A la première nouvelle des intentions manifestées par le vice-roi d’Egypte, on a vu et on a répété de toutes parts que, si la rupture avait lieu, ce serait le casus fœderis prévu par les traités entre la Russie et la Porte ottomane. Cette conclusion a paru si évidente que déjà on annonce que le sultan adresse au cabinet de Pétersbourg une demande formelle de secours ; et dans la persuasion où l’on est que la Russie peut seule désirer une collision en Orient, on a imaginé des intrigues secrètes de cette puissance auprès de Méhémet-Ali, pour le provoquer à se déclarer indépendant. Je n’ajoute foi ni à l’un ni à l’autre de ces bruits, mais je vous les rapporte comme caractérisant parfaitement la situation. Eh bien ! le vrai motif est là. On ne veut pas, et on a raison de ne pas vouloir, que l’empereur Nicolas ait une nouvelle occasion de faire reprendre le chemin de Constantinople à son armée de la Bessarabie et à sa flotte de Sébastopol : c’est assez de l’expédition de 1832. Il s’agit de neutraliser, en le rendant inutile, ce traité d’Unkiar-Skelessi, contre lequel l’Angleterre et la France ont vainement protesté, et la meilleure de toutes les protestations, c’est de faire que le sultan n’ait pas besoin de l’invoquer. Mais si le vice-roi d’Egypte se déclare indépendant, la guerre paraît inévitable entre le sultan et lui, et la guerre entraînerait nécessairement une seconde intervention russe, que l’Angleterre, l’Autriche et la France veulent éviter par-dessus tout. Aussi ces trois puissances sont-elles d’accord pour exiger du cabinet d’Alexandrie le maintien du statu quo. Je crois même, entre nous, que la Russie, tout intéressée qu’on la suppose à une rupture en Orient, tiendra de bonne foi le même langage. La Russie ne précipite rien ; elle sait attendre ; et quelle que soit l’ardeur de son souverain, elle sent que la guerre de Circassie réclame la plus grande partie de ses forces.

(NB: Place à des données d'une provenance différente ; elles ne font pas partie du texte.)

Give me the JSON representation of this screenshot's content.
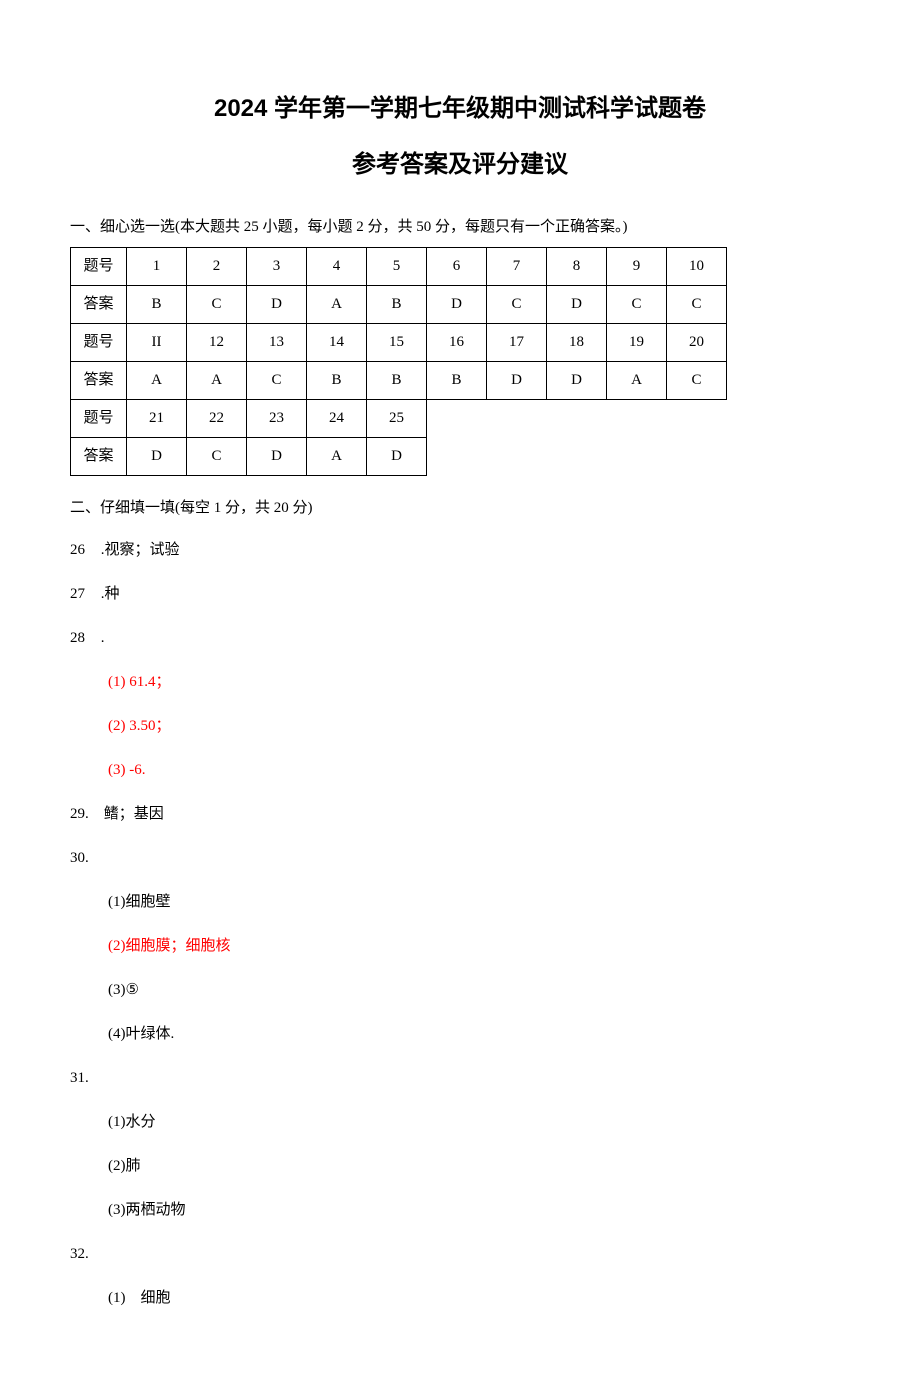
{
  "titles": {
    "main": "2024 学年第一学期七年级期中测试科学试题卷",
    "sub": "参考答案及评分建议"
  },
  "section1": {
    "heading": "一、细心选一选(本大题共 25 小题，每小题 2 分，共 50 分，每题只有一个正确答案。)",
    "label_qnum": "题号",
    "label_ans": "答案",
    "rows": [
      {
        "nums": [
          "1",
          "2",
          "3",
          "4",
          "5",
          "6",
          "7",
          "8",
          "9",
          "10"
        ],
        "ans": [
          "B",
          "C",
          "D",
          "A",
          "B",
          "D",
          "C",
          "D",
          "C",
          "C"
        ]
      },
      {
        "nums": [
          "II",
          "12",
          "13",
          "14",
          "15",
          "16",
          "17",
          "18",
          "19",
          "20"
        ],
        "ans": [
          "A",
          "A",
          "C",
          "B",
          "B",
          "B",
          "D",
          "D",
          "A",
          "C"
        ]
      },
      {
        "nums": [
          "21",
          "22",
          "23",
          "24",
          "25"
        ],
        "ans": [
          "D",
          "C",
          "D",
          "A",
          "D"
        ]
      }
    ],
    "table_cols": 10,
    "border_color": "#000000"
  },
  "section2": {
    "heading": "二、仔细填一填(每空 1 分，共 20 分)",
    "items": [
      {
        "num": "26",
        "sep": " .",
        "text": "视察；试验",
        "subs": []
      },
      {
        "num": "27",
        "sep": " .",
        "text": "种",
        "subs": []
      },
      {
        "num": "28",
        "sep": " .",
        "text": "",
        "subs": [
          {
            "label": "(1)",
            "text": " 61.4；",
            "red": true
          },
          {
            "label": "(2)",
            "text": " 3.50；",
            "red": true
          },
          {
            "label": "(3)",
            "text": " -6.",
            "red": true
          }
        ]
      },
      {
        "num": "29.",
        "sep": "    ",
        "text": "鳍；基因",
        "subs": []
      },
      {
        "num": "30.",
        "sep": "",
        "text": "",
        "subs": [
          {
            "label": "(1)",
            "text": "细胞壁",
            "red": false
          },
          {
            "label": "(2)",
            "text": "细胞膜；细胞核",
            "red": true
          },
          {
            "label": "(3)",
            "text": "⑤",
            "red": false
          },
          {
            "label": "(4)",
            "text": "叶绿体.",
            "red": false
          }
        ]
      },
      {
        "num": "31.",
        "sep": "",
        "text": "",
        "subs": [
          {
            "label": "(1)",
            "text": "水分",
            "red": false
          },
          {
            "label": "(2)",
            "text": "肺",
            "red": false
          },
          {
            "label": "(3)",
            "text": "两栖动物",
            "red": false
          }
        ]
      },
      {
        "num": "32.",
        "sep": "",
        "text": "",
        "subs": [
          {
            "label": "(1)",
            "text": "    细胞",
            "red": false
          }
        ]
      }
    ]
  },
  "colors": {
    "text": "#000000",
    "red": "#ff0000",
    "background": "#ffffff",
    "table_border": "#000000"
  },
  "typography": {
    "title_fontsize_pt": 18,
    "body_fontsize_pt": 11,
    "font_family_title": "SimHei",
    "font_family_body": "SimSun"
  }
}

J’aurais voulu, monsieur, pouvoir, en terminant cette lettre, vous dire pourquoi, par quelles suggestions, à quel propos, Méhémet-Ali a parlé d’indépendance, il y a deux ou trois mois. C’est une question que vous vous êtes faite sans doute, et que je me suis adressée tout d’abord ; car je ne voyais, dans la sphère des intérêts de l’Orient, aucun événement grave et de nature à provoquer si tôt de sa part une pareille résolution. Aujourd’hui encore je ne saurais trop comment l’expliquer ; mais je soupçonne que le pacha s’est un peu laissé enivrer par l’enthousiasme des derniers voyageurs européens qui ont parcouru l’Egypte, le prince Puckler-Muskau et M. Bowring, ce dernier surtout. Déjà très lier de son rapprochement avec l’Angleterre, il aura mal interprété l’admiration que M. Bowring, membre du parlement, et chargé d’une mission du gouvernement anglais, a témoignée pour ses prodigieux travaux, et il se sera facilement persuadé que le cabinet de Saint-James ne mettrait plus d’obstacles au développement de son ambition, et que l’assentiment de l’Angleterre entraînerait celui de la France. Avec le caractère que l’on connaît à Méhémet-Ali, cette explication, que je n’avance pas au hasard est très plausible. Je ne vous la donne cependant, monsieur, que pour ce qu’elle vaut, et je me réserve de la modifier ou de la maintenir, selon que les indices qui m’ont conduit à l’adopter viendront à se fortifier ou à s’affaiblir. Comptez sur ma vigilance pour suivre toutes les phases de cette grande affaire.